Our friendship was forged in the two years after school when we lived together while studying at the same university and it's remained strong ever since. In fact, it's one of the few constants in the last 20 or so years of my life.
And it's got me thinking about the nature of the friendships men have now that a new study has recommended that we should socialise with at least four other male friends twice a week in order to maintain optimum mental health.
It would seem that very regular contact with male friends would keep us from internalising problems and I can certainly see a lot of truth to it.
But how many married men with a young family and a full-time job can possibly arrange twice-weekly sessions with a group of similarly busy friends?
Not me, certainly. I don't even get to meet up with my best mate nearly as much as I used to.
And with other friends, I have struggled to see them as often as I would like too – and that channel for venting concerns has been blocked.

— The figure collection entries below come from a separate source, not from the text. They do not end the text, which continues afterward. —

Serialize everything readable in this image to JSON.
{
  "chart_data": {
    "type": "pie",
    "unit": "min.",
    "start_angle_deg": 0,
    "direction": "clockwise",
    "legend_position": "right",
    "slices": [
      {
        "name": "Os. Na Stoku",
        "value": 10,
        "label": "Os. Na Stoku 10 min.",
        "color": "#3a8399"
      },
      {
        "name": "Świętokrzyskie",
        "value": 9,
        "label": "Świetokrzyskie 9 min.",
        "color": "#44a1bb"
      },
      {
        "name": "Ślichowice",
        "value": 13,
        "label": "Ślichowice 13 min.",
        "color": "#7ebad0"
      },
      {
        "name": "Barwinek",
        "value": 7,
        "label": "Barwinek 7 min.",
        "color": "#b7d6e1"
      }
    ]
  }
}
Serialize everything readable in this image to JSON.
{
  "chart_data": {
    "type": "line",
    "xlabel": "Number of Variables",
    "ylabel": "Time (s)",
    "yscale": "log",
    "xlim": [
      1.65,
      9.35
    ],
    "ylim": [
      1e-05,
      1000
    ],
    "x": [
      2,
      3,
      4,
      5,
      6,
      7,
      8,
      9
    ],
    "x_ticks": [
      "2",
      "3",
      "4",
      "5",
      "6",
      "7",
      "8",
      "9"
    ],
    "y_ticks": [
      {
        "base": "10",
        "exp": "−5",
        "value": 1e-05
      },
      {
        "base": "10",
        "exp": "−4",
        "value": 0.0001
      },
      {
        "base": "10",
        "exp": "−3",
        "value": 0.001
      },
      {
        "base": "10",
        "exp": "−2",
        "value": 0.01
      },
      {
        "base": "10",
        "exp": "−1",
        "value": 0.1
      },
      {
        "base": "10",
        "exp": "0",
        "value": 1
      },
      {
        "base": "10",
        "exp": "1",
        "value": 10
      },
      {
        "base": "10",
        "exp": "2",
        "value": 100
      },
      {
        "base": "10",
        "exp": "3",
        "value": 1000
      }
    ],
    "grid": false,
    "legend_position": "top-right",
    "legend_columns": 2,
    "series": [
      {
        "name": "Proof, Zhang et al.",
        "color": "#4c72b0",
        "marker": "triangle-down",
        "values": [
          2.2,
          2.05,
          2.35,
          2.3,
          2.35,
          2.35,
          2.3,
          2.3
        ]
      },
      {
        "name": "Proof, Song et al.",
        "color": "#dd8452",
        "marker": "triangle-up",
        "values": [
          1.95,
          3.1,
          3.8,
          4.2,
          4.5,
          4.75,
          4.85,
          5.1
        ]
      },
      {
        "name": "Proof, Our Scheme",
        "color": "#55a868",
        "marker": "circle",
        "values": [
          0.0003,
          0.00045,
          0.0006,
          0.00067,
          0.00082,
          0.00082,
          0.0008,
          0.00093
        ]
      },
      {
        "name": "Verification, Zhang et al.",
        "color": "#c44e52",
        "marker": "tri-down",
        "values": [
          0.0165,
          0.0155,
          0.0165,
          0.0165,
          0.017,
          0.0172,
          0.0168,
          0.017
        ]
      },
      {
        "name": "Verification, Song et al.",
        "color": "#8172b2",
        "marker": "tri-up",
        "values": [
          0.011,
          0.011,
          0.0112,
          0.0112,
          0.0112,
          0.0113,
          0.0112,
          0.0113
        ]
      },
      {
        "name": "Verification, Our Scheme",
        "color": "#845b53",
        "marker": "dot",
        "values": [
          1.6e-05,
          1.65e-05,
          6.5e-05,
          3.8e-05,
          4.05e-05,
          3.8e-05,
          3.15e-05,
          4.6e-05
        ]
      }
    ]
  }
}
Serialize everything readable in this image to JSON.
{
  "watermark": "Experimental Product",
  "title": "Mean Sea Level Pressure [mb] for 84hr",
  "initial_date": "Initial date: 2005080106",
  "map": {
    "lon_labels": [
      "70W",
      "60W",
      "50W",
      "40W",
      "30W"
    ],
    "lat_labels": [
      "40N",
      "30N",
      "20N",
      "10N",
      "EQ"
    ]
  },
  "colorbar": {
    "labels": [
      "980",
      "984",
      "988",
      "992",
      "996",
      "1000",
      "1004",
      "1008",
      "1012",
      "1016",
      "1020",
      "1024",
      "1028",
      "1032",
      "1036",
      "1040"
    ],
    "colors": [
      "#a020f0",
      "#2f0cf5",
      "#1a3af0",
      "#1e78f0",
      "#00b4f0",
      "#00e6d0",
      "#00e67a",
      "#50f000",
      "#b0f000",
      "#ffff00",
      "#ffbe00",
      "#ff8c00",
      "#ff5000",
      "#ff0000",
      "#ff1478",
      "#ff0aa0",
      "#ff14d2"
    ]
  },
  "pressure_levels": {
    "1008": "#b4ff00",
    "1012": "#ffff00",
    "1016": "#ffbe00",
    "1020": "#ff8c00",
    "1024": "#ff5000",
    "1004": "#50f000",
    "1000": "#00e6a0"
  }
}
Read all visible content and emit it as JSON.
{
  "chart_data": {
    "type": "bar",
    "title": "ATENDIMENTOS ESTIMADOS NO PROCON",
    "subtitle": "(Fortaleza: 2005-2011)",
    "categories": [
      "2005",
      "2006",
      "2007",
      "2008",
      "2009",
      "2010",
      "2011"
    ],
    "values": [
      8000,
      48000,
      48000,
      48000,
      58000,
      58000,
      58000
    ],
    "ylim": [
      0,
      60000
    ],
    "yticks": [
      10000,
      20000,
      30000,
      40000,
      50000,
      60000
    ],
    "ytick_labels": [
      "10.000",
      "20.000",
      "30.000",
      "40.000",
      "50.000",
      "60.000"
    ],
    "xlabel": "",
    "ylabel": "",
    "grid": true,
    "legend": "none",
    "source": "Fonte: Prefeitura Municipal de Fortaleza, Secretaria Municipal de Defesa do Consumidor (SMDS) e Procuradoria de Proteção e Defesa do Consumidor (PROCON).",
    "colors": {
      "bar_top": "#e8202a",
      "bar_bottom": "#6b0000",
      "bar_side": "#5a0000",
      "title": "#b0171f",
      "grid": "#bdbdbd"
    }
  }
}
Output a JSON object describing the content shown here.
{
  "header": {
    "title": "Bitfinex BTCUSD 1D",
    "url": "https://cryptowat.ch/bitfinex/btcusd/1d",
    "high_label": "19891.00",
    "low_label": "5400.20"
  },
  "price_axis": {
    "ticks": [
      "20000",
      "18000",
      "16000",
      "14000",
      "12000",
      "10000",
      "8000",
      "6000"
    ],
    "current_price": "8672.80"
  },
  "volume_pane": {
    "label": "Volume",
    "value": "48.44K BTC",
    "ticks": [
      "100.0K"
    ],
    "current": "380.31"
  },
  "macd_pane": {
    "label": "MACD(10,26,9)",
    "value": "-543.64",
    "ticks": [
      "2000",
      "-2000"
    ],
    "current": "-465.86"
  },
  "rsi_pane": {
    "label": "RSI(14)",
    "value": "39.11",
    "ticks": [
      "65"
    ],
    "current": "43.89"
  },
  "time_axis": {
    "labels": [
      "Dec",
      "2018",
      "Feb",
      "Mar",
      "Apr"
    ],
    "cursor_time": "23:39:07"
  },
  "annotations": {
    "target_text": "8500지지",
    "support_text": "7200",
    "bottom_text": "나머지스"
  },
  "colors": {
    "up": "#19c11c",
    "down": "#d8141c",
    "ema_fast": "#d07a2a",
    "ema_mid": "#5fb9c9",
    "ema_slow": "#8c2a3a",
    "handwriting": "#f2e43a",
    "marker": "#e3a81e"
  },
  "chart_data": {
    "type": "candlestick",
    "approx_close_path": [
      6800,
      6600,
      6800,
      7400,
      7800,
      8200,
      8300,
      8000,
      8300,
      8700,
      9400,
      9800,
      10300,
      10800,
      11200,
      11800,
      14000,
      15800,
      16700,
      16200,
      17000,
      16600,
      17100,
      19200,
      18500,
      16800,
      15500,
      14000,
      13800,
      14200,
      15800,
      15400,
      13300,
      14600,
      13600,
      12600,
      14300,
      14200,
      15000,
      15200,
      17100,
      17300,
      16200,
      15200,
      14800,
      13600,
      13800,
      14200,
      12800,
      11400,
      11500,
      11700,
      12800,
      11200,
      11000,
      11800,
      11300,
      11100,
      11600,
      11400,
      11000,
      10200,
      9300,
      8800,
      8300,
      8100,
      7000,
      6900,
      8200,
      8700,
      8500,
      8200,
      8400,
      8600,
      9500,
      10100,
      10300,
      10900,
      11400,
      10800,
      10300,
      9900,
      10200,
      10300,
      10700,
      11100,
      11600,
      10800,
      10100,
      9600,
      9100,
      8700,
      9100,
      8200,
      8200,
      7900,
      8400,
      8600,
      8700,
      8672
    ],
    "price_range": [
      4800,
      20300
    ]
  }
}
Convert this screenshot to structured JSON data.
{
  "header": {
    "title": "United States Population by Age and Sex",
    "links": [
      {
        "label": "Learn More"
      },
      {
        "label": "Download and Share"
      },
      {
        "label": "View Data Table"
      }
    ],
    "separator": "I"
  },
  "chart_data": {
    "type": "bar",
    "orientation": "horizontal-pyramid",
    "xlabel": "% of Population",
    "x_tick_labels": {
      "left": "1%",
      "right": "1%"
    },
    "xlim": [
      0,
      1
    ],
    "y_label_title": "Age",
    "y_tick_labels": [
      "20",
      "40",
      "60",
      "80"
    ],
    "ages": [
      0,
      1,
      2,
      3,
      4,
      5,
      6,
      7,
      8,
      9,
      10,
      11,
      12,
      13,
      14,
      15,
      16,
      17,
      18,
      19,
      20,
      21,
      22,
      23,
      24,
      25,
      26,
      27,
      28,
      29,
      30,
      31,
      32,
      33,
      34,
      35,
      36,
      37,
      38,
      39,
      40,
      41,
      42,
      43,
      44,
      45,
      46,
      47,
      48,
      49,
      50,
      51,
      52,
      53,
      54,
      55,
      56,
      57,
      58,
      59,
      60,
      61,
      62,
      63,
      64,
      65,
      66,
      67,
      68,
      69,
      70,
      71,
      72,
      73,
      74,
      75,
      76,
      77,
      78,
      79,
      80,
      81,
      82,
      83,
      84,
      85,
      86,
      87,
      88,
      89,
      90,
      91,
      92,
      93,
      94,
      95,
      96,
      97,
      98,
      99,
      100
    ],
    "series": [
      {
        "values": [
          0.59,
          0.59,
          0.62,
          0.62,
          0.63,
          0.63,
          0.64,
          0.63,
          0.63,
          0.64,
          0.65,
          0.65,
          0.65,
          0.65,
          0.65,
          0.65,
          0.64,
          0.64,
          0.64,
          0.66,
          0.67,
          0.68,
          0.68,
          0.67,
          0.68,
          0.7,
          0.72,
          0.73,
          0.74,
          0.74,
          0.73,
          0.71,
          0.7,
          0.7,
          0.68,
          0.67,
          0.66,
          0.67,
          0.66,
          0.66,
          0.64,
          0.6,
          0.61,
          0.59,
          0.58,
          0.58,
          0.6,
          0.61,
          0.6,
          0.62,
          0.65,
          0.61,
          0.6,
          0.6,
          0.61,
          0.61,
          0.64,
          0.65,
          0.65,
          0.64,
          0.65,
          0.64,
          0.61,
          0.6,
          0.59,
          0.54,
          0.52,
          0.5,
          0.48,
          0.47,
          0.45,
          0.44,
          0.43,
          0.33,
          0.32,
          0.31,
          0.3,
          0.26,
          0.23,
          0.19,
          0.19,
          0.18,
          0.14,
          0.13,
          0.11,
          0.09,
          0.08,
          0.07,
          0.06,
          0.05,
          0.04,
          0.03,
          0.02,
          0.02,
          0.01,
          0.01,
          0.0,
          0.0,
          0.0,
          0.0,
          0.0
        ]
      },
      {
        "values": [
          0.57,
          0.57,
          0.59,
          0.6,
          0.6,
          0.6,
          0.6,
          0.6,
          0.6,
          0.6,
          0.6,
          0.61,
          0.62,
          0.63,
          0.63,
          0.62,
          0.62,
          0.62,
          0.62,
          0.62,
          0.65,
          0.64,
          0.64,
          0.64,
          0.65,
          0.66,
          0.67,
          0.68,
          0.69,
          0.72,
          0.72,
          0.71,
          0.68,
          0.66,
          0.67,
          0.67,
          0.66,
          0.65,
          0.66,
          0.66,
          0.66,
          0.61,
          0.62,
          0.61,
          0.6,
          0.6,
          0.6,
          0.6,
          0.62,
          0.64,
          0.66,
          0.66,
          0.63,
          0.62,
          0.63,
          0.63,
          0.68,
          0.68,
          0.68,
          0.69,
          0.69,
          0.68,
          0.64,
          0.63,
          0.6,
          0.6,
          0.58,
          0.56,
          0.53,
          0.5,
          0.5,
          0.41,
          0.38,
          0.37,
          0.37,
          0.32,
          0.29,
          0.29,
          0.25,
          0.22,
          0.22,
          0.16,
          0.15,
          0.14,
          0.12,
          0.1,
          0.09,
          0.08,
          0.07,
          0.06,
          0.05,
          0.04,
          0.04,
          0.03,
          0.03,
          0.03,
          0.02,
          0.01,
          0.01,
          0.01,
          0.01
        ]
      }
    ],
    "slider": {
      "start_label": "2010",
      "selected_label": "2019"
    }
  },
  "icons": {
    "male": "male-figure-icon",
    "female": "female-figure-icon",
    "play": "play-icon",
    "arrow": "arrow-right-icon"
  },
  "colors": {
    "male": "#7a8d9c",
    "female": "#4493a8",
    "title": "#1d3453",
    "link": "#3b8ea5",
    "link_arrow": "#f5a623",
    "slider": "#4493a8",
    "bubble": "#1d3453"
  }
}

Like many men, I've bottled up worries and prejudices that would have been far better being lanced with a friend over a pint, or as is more often the case with me now, a strong mug of coffee.
That old adage about a trouble shared being a trouble halved is no idle saying – and conversations with male friends over the years have helped give me clarity on work issues, financial concerns and so forth.
When a loved one was going through the horrors of chemotherapy a few years ago, I was glad of one particular friend whose first words to me whenever we met were always "How are you doing?" – four little words that acknowledged that I was suffering too.
That friend is especially empathetic, but even those who are not so attuned to their feelings can work wonders too. Another, by dint of our rantings about football, music and the dire state of Irish politics, always lifts my mood.
The psychologist Allison Keating tells me "men are socialised to be more competitive than co-operative and are not as good at showing vulnerability to each other as women are" but insists that men need each other to share confidences just as much.
"Men can find themselves under enormous pressure. They can help each other," she says.